Fear of the Next Generation

What troubles me most is the assumption that young people today are somehow uniquely broken, that this generation is worse and needs to be corrected to resemble the last. One speaker said that “cyberbullying did not happen in our day,” and of course that is true. But I wonder if the 1980s and 1990s did not have their own patterns of harm. Maybe the problem is not that the young are failing to live up to our standards, but that we have not always been honest about our own histories.

The real challenge is that digital technology gives people the power to question, to explore, and to speak. For those of us used to being heard without challenge, that can feel unsettling. Yet perhaps that is not a threat to faith, but an invitation to humility.

Amos and the Call for Justice

This Sunday I will be preaching on Amos 5, where the prophet calls for justice to roll down like a river and righteousness like a never-failing stream. It is a reminder that God’s vision is not about control or fear, but about compassion and integrity.

We do not need another policy about managing access to technology. We need a theology of justice that asks what is really happening in the lives of our young people and how we might stand alongside them as they seek truth. They may have more to teach us than we realise, if only we will listen.

If my phone ever stops me from loving God or loving my neighbour, I should set it aside. But if fear or cynicism stops me listening to the next generation, perhaps that is what needs putting down instead.

A Redeemed Imagination

What we need most is not less imagination but a redeemed imagination, what theologian Willie James Jennings calls a Christian imagination. Jennings suggests that when the Church loses imagination, it replaces communion with control and freedom with fear.

I recognise that fear in myself sometimes, in how I talk about young people and the culture they inhabit. It is easy to retreat into what we know. But Christian imagination invites us to look again and ask, where might God already be at work here?

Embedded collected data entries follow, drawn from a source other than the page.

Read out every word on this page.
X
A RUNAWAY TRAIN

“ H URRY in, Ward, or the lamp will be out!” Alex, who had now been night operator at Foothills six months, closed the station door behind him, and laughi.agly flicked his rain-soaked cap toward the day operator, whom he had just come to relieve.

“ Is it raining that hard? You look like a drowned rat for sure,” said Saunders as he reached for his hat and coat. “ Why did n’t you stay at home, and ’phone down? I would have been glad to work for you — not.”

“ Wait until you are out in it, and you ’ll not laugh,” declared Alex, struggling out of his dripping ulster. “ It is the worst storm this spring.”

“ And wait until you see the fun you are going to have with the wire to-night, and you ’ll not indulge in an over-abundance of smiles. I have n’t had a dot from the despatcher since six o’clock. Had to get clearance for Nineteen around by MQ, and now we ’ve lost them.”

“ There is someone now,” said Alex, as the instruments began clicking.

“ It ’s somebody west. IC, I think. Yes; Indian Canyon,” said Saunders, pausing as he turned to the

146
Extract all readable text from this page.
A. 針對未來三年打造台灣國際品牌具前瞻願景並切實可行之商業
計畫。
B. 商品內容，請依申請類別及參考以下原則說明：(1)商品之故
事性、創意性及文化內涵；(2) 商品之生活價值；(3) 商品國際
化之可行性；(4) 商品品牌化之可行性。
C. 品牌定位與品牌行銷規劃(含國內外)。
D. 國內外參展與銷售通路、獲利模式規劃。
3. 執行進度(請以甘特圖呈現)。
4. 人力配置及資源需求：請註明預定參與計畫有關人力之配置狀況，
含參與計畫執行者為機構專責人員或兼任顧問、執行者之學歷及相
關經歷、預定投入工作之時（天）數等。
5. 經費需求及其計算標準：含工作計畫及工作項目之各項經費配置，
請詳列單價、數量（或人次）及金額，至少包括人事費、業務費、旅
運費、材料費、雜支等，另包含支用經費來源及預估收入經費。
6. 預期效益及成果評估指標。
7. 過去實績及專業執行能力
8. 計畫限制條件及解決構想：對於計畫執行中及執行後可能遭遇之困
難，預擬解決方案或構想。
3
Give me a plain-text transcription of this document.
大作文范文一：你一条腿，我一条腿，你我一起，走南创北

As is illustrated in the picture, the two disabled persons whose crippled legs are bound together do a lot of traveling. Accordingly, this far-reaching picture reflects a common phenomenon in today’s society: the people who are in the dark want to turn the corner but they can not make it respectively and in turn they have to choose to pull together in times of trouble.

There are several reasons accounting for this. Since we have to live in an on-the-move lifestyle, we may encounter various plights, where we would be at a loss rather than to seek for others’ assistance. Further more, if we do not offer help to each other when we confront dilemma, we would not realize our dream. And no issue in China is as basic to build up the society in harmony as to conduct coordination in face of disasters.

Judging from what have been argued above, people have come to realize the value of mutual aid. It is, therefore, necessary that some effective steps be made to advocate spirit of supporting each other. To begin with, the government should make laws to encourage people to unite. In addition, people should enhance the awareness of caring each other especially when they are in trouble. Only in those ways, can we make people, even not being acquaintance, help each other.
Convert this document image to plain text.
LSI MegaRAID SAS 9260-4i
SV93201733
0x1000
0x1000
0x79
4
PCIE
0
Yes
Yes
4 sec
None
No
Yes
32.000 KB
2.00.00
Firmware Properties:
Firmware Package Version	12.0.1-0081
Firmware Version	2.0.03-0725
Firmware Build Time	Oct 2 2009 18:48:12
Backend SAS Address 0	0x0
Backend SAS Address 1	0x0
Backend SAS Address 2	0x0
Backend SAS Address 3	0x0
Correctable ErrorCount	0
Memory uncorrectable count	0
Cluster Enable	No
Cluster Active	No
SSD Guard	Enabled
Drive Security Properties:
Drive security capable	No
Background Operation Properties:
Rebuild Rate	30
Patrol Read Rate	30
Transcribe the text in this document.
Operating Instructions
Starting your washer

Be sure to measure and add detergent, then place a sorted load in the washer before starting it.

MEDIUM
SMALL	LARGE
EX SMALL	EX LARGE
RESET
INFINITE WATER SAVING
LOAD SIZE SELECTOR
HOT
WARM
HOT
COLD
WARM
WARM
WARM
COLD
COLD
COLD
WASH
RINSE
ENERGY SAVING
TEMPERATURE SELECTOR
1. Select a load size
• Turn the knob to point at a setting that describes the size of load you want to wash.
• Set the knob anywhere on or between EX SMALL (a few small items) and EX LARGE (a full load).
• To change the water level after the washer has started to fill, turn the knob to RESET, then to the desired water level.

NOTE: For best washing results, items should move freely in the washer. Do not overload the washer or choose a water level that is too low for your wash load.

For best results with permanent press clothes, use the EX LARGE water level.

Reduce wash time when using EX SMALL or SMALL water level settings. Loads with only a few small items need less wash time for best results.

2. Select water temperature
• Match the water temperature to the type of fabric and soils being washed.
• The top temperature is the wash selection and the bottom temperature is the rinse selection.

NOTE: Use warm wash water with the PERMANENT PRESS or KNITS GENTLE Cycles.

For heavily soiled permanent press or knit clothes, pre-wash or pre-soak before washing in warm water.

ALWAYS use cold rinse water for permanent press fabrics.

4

True Christian imagination is not about withdrawing or protecting, but about reconnecting. Perhaps our challenge is not to police smartphones, but to nurture the imagination to see God’s grace even in digital places. If our institutions and meetings leave no space for the voices of young people or for those on the margins, then perhaps it is those systems that need to be rethought. But if technology can help us build connection, empathy, and creativity, maybe it can become a means of grace rather than a source of fear.

Learning to Belong

Jennings also writes about belonging to God and to one another. We do not need to be afraid of change. We can listen. We can stay curious. We do not have to cling to a world that never was when God is calling us into a Kingdom that is coming.

In his book After Whiteness, Jennings says that the central work of theological education is to cultivate belonging, to learn how to love God, our neighbour, and ourselves. What a vision that is, not for control but for connection. Perhaps instead of asking how do we get them off their phones, we could ask what can they teach us about the world we share.

Maybe the better question is not how do we stop distraction, but how can we learn together to build lives where love, justice, and belonging shape the way we live.

I wonder what our schools, our churches, and our communities might look like if that were our goal. And if that were the world reflected in our screens, perhaps we would all feel a little less anxious.